An amazing aspect about Nan that I encountered was she seemed to understand my health issues without much explanation. We went to see her on Christmas Eve and I was wearing a mask just to ensure further protection from my history with sepsis. My nurse advised this was a necessary precaution. When we arrived and I went up to Nan she said, I shouldn’t be here. I assured her I was okay with the mask and it was helping protect me. Even when she was the one we were all worried about, she asked to ensure I was safe. Her awareness was simply incredible.
Nan’s visitations and celebration of her life was this past weekend. I am deeply sorry to say that I was unable to attend all of the visitations and the celebration of her life as I have had the flu. In the past when I have had the flu or cold I ultimately end up with sepsis. I feel I can’t take the time to rest and heal, go back to whatever demands I feel necessary to respond to, ending up with a line infection. Another frustrating aspect of DIGITS for me is an extremely low white blood cell count which makes fighting illness and bacteria very difficult; once I get a bug it is a very slippery slope. Now that we know how a cold or flu can snowball into something much worse, my husband and I decided it was better if I stayed home. I kept hoping each day I would be better for the following day of visitations and Nan’s celebration of her life but I was very sadly mistaken. I missed all 3 days and my husband attended without me.

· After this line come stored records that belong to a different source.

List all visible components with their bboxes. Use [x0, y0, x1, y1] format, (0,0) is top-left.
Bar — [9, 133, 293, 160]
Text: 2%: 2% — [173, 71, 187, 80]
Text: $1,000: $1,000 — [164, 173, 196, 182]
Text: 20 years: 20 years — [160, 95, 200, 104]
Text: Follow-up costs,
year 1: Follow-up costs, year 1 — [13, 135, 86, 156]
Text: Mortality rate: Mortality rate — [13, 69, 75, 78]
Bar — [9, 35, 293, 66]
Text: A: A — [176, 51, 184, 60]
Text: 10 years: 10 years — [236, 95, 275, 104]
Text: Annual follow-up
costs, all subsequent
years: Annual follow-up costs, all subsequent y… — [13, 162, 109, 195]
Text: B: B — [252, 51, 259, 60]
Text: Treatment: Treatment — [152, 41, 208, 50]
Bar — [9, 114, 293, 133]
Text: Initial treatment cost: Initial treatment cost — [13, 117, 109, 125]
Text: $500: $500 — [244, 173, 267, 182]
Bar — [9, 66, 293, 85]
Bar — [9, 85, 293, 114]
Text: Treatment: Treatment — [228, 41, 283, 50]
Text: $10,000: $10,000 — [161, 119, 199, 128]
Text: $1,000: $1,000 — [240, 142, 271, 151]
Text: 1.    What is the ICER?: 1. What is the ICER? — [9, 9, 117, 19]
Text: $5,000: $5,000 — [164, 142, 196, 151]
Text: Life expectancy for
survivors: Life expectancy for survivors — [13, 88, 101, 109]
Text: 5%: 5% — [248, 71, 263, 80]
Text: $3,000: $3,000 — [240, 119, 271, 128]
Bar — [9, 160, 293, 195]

My husband is truly amazing and keeps reminding me it isn’t worth what can happen and how Nan knew how risky my situation can be. I still feel so disappointed in my body, I know it’s just the flu right? But with me the flu can quickly manifest into a line infection, which means becoming deathly ill, having the line out, and then having another one put in. A verylong and gruelling process and recovering from sepsis is very difficult. I find it so frustrating how unpredictable and unreliable my body is. If it isn’t one thing, it is another and Oscar has been a nightmare!
Each day my husband came home from the funeral home he reiterated how he felt better that I didn’t come as so many people are ill atthis time of year. We knew regardless if I were better I would need to wear a mask to be safe. There have been times in the past I have needed to wear a mask to prevent from further infection and I always notice how uncomfortable people are around me with a mask on. But the thing is, I am not the one with an illness that is contagious, I am protecting myself from people walking around with contagious illnesses. I have always found that to be ironic.
I wanted to share with you how frustrating a chronic illness can be and how it takes away moments I want back. Moments I want to be there, where I want to be better and stronger, and not be sick.
But most importantly to Nan, you will forever be in my heart, I know you are listening and I will see you in my dreams.